- #1
Eclair_de_XII
- 1,083
- 91
Homework Statement
"When a high-speed passenger train traveling at 161 km/h rounds a bend, the engineer is shocked to see that a locomotive has improperly entered onto the track from a siding and is a distance D = 676 m ahead (Fig.2-29). The locomotive is moving at 29.0 km/h. The engineer of the high-speed train immediately applies the brakes.
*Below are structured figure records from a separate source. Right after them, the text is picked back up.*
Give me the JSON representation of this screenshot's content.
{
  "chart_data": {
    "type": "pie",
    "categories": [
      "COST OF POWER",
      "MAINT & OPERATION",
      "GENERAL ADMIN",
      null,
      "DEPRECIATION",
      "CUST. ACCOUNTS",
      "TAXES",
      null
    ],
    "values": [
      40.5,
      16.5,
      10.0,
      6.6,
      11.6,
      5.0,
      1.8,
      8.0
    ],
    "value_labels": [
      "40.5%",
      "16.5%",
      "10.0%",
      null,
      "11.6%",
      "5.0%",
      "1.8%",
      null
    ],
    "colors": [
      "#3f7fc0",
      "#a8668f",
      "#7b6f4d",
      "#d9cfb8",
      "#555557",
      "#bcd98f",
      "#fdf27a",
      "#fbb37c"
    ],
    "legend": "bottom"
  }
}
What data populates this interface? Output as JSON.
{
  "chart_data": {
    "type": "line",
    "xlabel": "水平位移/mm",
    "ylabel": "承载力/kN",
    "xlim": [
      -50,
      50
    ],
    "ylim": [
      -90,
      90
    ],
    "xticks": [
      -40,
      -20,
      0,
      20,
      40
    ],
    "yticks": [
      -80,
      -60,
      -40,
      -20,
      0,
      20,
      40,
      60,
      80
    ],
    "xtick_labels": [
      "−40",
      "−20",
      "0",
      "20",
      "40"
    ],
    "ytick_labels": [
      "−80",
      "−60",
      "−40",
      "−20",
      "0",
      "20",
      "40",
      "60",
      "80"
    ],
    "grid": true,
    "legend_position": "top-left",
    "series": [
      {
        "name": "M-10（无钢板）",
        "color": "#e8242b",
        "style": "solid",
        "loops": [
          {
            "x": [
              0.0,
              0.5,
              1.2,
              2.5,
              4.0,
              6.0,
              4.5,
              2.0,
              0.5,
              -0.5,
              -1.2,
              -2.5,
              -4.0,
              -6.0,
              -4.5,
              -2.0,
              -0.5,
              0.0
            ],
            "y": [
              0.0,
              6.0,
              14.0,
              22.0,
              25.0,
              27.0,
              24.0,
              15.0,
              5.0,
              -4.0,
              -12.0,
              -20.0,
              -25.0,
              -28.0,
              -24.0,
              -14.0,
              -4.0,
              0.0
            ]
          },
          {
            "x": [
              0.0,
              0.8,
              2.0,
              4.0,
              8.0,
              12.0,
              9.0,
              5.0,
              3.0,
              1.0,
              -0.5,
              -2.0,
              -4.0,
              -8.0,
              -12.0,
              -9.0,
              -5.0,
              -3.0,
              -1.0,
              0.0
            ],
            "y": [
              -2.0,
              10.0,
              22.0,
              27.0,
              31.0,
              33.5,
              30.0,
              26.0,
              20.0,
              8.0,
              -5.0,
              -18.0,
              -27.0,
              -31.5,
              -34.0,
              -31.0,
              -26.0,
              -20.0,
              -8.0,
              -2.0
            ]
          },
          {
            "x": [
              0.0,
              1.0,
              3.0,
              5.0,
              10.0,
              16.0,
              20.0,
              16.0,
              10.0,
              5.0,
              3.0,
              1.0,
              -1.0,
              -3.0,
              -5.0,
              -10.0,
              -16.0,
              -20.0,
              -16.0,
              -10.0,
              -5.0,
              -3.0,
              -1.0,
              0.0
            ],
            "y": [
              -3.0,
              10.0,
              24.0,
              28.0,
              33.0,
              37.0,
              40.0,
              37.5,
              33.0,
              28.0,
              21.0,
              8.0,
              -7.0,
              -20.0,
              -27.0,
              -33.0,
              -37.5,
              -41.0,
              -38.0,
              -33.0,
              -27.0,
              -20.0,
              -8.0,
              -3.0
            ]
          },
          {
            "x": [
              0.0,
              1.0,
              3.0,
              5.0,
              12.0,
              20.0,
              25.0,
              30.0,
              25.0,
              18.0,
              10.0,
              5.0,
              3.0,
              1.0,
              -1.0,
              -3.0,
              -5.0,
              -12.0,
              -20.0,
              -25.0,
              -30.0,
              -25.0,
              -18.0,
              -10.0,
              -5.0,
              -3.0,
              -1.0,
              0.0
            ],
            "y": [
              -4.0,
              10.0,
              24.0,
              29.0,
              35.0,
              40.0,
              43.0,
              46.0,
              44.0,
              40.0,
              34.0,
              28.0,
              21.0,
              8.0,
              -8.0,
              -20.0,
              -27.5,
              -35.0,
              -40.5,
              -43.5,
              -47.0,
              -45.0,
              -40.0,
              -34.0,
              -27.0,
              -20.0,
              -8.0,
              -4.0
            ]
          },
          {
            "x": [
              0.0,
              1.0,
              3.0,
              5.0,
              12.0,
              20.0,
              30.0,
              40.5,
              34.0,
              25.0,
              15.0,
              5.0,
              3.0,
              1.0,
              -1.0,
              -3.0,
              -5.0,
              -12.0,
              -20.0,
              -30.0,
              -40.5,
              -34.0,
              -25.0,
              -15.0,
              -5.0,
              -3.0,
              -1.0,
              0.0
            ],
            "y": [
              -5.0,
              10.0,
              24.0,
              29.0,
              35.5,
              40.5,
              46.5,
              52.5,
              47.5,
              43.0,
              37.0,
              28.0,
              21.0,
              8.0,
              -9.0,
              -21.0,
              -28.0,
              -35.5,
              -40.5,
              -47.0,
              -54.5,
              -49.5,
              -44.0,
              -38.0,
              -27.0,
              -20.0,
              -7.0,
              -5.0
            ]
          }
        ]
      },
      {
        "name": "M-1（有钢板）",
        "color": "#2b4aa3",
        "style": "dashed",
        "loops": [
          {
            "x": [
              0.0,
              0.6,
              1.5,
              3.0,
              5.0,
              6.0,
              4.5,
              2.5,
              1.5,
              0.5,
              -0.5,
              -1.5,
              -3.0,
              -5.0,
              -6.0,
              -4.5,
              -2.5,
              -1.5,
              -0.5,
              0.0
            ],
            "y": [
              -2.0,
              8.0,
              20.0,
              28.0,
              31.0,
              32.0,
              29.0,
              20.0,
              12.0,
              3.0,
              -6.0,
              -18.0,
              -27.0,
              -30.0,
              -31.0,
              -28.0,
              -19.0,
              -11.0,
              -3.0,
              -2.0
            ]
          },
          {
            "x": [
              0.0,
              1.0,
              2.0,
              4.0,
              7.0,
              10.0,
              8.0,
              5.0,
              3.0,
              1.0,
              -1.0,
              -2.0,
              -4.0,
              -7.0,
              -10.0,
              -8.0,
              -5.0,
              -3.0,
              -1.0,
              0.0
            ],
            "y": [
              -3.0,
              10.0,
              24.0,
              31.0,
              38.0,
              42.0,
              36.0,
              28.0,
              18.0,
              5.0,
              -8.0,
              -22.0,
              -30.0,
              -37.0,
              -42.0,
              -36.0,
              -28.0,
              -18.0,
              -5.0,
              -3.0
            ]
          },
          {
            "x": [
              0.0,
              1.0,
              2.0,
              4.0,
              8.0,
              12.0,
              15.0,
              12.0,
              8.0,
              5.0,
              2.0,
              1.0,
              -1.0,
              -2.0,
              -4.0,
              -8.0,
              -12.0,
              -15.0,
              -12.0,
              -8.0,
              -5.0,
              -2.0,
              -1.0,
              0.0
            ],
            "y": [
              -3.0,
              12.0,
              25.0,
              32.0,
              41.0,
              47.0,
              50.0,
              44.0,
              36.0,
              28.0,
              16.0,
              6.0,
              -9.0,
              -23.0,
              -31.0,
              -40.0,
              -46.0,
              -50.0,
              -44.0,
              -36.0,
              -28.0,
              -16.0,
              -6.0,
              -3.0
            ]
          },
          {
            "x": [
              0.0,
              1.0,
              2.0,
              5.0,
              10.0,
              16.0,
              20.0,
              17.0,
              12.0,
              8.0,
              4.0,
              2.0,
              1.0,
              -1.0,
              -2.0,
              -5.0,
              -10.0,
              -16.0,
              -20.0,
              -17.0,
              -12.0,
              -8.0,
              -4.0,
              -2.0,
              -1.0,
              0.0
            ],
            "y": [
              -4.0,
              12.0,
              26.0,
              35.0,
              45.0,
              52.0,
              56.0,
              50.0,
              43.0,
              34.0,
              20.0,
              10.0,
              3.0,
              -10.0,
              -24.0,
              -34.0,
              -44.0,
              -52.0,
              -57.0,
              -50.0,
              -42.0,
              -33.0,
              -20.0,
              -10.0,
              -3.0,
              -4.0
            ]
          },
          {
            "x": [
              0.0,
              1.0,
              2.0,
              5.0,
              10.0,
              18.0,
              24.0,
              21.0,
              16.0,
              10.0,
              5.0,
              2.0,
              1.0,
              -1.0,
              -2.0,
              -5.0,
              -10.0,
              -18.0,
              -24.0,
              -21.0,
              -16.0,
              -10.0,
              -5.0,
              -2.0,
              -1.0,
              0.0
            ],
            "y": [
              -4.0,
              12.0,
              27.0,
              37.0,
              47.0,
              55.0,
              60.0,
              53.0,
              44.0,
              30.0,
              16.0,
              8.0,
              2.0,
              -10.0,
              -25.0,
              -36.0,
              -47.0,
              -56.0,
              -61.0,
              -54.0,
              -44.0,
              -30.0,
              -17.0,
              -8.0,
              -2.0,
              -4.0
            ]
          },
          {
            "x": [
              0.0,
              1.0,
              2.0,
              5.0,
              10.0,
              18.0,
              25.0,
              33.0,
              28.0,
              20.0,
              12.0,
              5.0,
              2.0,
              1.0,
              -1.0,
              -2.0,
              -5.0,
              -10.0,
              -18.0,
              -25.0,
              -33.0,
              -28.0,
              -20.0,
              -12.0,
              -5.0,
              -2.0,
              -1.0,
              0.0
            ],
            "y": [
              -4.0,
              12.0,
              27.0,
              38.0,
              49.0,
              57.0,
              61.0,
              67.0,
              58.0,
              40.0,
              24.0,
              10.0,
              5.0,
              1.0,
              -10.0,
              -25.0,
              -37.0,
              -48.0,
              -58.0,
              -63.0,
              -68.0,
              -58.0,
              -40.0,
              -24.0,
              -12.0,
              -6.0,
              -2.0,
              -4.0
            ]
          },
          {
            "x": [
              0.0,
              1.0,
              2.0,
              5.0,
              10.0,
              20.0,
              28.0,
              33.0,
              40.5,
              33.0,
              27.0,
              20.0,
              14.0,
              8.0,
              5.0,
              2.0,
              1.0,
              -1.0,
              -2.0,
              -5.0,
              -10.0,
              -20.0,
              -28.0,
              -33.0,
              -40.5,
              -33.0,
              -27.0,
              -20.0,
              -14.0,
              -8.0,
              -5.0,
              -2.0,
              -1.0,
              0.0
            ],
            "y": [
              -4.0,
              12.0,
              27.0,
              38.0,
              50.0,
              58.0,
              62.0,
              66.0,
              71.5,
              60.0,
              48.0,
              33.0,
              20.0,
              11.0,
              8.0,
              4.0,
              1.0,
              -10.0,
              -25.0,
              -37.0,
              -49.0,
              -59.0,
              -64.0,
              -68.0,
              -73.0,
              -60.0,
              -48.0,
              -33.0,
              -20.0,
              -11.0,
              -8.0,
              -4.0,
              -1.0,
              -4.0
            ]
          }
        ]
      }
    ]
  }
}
What must be the magnitude of the resulting constant deceleration if a collision is to be just avoided?"
Homework Equations
##v_A=44.72 \frac{m}{s}##
##v_B=8.056 \frac{m}{s}##
##x_0=0m##
##x_1=676m##
##x_2 - x_1 = v_0t+\frac{1}{2}at^2##
##a_B = 0 \frac{m}{s^2}##
##x_2 = (8.056 \frac{m}{s})(t) + (676m)##
##x - x_0 = \frac{1}{2}(v_0+v)t##
Answer as given by book: -0.994 m/s2
The Attempt at a Solution
First, I used the last equation on the list, expressing ##x_2## in terms of t...
##(8.056 \frac{m}{s})(t) + (676m) - x_0= \frac{1}{2}(44.72\frac{m}{s})t##
since ##x_0=0\frac{m}{s^2}##
##(16.1\frac{m}{s})t+1352m=(44.72\frac{m}{s})t##
##t(16.1\frac{m}{s}-44.72\frac{m}{s}) = -1352m##
##t(-28.62\frac{m}{s})=-1352m##
##t=47.26s##
Then I plugged this time into the original distance equation to find the distance traveled by the locomotive plus 676:
##x_2 = (8.056 \frac{m}{s})(47.26) + (676m) = 1056.7m##
Then using this distance, I used the formula: ##x-x_0=v_0t+\frac{1}{2}at^2##, while substituting the appropriate values.
##1056.7m=(44.72 \frac{m}{s})(47.26s)+\frac{1}{2}a(47.26s)^2##
##2113.4m=4226.9344m+a(2233.51s^2)##
##-2113.5344m=a(2233.51s^2)##
##a=-0.946\frac{m}{s^2} ≠ -0.994\frac{m}{s^2}##
I have some confidence that I did this right, since the answers match up so closely. I was thinking the book had some kind of misprint, but I just wanted to see if I was doing this problem correctly or not, just to make sure.